Tamlin is also attending classes again at St Rita’s College, Clayfield.
“She can usually get there for a day, but then it takes another day or two at home before she can do it again,” Mrs Hall said.
“She’s been going to a couple of subjects one day, nothing the next day … it depends on how she’s going.
“It’s hit or miss as to whether or not she gets there for the full day, half-day, or part-day.”
Tamlin was recently given a special robot, designed to help her to participate in classes from home.
“For the last 16-and-a-half months, Tamlin has been trying to get back to school full-time, which has been a struggle, so she’s been self-educating,” Mrs Hall said.
“(The robot) is going to make a world of difference.
“Having the opportunity to be in class, even if she’s sitting in bed in her pyjamas because she just doesn’t have the physical energy, or mental capacity to be in a noisy class room.
“It’s going to be a huge thing.
“Cancer has had a major impact on her in all different aspects.
“Some of the girls say ‘You’re so lucky going home, or not coming in’, and she’s looking at them thinking ‘are you serious?’

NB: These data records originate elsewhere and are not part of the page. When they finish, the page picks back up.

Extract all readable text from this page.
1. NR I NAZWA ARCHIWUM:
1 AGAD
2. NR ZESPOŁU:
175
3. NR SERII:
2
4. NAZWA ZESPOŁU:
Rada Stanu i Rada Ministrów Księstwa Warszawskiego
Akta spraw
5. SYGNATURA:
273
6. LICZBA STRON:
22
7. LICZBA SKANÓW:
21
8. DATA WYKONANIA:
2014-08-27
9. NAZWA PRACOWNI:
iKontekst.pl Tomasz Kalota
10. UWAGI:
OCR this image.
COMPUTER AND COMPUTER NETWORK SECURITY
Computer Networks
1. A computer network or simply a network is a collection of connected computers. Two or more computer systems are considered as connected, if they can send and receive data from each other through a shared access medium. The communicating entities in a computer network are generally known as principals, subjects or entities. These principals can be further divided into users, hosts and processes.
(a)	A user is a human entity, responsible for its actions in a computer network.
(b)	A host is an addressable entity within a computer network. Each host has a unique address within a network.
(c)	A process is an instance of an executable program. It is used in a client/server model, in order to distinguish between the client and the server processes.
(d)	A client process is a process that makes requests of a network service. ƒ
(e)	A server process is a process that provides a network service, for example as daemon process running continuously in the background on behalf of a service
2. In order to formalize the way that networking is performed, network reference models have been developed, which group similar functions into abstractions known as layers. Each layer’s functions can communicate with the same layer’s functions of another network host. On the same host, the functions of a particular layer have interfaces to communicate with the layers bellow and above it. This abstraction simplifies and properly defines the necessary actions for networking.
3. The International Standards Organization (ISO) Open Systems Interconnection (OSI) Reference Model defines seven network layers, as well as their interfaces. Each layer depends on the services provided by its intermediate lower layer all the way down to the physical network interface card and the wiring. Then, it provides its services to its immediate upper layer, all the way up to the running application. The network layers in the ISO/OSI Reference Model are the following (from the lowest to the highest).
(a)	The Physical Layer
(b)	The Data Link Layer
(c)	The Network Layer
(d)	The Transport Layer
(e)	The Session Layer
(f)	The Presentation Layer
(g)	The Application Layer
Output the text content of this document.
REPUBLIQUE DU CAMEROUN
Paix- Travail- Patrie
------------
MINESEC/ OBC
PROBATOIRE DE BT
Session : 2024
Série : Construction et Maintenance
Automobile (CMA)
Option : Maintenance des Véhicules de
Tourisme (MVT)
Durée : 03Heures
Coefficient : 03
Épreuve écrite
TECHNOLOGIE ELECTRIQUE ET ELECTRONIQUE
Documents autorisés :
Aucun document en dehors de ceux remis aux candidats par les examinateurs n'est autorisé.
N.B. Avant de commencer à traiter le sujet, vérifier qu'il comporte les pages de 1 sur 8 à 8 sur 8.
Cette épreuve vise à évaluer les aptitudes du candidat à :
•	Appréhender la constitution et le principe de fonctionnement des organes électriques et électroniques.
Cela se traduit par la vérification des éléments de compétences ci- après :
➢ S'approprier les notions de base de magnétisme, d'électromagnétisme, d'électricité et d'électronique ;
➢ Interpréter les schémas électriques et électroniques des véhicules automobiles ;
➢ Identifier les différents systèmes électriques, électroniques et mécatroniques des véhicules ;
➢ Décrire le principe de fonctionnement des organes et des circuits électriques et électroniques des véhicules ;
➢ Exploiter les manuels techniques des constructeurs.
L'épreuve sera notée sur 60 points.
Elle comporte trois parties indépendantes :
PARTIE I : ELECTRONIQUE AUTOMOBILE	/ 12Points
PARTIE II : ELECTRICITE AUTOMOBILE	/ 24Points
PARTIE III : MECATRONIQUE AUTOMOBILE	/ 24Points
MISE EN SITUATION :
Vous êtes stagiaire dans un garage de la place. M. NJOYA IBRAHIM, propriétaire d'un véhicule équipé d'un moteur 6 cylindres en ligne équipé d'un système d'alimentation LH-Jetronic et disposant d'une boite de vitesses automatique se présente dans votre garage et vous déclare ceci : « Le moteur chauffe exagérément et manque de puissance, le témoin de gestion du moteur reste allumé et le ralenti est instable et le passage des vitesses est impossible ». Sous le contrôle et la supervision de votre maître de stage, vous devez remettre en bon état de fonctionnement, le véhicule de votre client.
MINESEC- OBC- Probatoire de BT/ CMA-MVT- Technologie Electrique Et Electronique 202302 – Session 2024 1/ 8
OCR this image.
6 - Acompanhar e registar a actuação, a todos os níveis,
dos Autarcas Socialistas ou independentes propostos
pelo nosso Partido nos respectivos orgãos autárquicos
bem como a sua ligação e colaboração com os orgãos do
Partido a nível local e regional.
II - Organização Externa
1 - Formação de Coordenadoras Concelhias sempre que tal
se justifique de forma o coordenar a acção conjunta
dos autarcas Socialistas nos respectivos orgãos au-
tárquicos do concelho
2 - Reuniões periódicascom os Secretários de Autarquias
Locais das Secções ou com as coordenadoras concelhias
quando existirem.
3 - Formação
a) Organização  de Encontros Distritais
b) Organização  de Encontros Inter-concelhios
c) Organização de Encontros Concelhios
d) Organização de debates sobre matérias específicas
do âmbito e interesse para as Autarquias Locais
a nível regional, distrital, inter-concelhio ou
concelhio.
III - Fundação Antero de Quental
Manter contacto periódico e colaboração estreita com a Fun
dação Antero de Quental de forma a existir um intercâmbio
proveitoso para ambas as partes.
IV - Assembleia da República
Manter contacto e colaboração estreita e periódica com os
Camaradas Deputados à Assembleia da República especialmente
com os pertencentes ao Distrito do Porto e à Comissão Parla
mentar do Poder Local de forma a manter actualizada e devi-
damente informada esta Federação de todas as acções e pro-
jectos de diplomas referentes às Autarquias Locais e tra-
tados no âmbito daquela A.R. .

“She wants to get back in there, she wants to be doing well and she wants to be able to do something with her life.
“We don’t know what she’s got ahead of her.
“She may have a full life, she may not, but she wants to be able to make the most of it and you need an education for that.”
As for what Tamlin plans on doing with that education, she said, “I would like to get my medical degree and be an advocate for adolescents with cancer whether they have a common, less common, or rare cancer.”
“A lot of the time we teenagers are forgotten about,” she said.